In der vielseitigen Welt des Modern Metal ist es mittlerweile zu einer Herausforderung geworden, musikalische Perlen von Durchschnittsgeballer zu unterscheiden. "Perception", die neueste Scheibe von den Schweizern BREAKDOWN OF SANITY, gehört zweifelsohne zur ersten Kategorie und klingt nicht ansatzweise nach 0815 Post Hardcore.

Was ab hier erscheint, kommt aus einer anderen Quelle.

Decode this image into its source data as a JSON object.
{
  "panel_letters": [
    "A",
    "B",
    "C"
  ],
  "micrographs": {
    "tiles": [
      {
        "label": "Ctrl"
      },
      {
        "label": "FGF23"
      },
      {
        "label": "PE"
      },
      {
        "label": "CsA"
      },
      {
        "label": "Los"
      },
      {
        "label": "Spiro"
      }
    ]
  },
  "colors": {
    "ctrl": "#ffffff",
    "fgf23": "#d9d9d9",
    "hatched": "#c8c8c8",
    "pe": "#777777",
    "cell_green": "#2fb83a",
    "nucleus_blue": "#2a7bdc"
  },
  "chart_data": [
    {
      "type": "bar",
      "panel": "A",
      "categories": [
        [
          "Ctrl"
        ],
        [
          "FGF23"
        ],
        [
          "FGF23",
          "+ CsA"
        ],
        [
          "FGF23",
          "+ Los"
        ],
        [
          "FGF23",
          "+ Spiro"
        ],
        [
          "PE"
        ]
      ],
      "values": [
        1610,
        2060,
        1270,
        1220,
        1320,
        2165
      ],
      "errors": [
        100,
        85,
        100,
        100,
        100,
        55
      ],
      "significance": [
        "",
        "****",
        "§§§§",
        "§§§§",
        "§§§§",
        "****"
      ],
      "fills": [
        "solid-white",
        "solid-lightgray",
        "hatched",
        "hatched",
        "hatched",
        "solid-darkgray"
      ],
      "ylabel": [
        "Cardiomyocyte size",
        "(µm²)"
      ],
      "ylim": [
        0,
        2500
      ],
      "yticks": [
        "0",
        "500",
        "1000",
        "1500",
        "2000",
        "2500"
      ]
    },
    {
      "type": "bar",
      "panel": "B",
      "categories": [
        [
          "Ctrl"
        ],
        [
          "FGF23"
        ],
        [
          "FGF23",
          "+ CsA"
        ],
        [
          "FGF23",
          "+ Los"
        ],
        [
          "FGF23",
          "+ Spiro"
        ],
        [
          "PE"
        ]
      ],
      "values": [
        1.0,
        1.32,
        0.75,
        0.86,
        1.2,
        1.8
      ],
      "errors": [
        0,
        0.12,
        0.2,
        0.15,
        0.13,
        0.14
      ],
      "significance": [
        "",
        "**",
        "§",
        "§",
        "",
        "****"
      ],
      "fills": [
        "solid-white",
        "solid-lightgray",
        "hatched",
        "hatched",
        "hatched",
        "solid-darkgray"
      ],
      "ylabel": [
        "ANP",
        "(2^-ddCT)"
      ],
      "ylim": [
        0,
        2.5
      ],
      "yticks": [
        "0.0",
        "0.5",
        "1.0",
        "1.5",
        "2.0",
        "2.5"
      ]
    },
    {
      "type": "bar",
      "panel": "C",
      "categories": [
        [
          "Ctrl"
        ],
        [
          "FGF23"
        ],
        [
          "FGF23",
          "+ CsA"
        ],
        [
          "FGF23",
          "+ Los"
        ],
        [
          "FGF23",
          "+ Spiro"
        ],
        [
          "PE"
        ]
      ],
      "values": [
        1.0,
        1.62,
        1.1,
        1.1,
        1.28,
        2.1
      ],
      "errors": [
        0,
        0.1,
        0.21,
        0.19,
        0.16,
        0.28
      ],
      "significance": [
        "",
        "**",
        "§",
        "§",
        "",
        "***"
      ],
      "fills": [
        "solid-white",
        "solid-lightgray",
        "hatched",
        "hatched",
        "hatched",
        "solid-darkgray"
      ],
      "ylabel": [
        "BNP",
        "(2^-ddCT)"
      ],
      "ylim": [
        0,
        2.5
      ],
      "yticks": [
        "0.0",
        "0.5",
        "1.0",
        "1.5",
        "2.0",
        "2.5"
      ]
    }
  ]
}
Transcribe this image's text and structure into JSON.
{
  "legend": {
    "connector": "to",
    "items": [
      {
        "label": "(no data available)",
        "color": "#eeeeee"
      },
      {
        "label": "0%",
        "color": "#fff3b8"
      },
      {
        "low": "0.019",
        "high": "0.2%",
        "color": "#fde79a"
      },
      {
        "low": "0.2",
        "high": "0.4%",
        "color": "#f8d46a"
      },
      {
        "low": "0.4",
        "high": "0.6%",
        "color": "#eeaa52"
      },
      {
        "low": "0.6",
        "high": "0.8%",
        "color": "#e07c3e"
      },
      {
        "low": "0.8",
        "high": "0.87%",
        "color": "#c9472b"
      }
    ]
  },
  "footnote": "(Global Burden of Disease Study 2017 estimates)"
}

Bereits in "Exordium" wird durch Einspieler aus Konfliktsituationen jeglicher Art ein Spannungsbogen aufgebaut, der definitiv Lust auf den ersten Nackenbrecher der Schweizer macht und dieser kommt in Form von "Crumble" auch mit Lichtgeschwindigkeit um die Ecke gebrettert. Der einführende Breakdown und die folgenden Staccato-Riffs bügeln dem Hörer in Null-Komma-Nichts die Falten aus dem Gesicht. Die Melodik im Opener kündigt schon an, dass sich BREAKDOWN OF SANITY in diesem Bereich stark weiterentwickelt haben, was auch in den folgenden Songs nochmals unterstrichen wird. In "Hero" überzeugen neben der besagten Melodik im letzten Drittel des Songs vor allem die knochenbrechenden Breakdowns und der markante Gesang von Röhre Carlo, der einem zwischenzeitlich mit seinen Growls und Screams droht ins Gesicht zu spucken. "The Writer" macht genau da weiter, wo die ersten beiden Songs aufgehört haben. Die anfänglichen Riffs sind sowas von fett und lassen den breakdowngeschwängerten Song in einem ganz anderen Licht erscheinen, wodurch dieser 5 Minuten lange Brecher einen ersten Höhepunkt auf dem Silberling der Schweizer setzt.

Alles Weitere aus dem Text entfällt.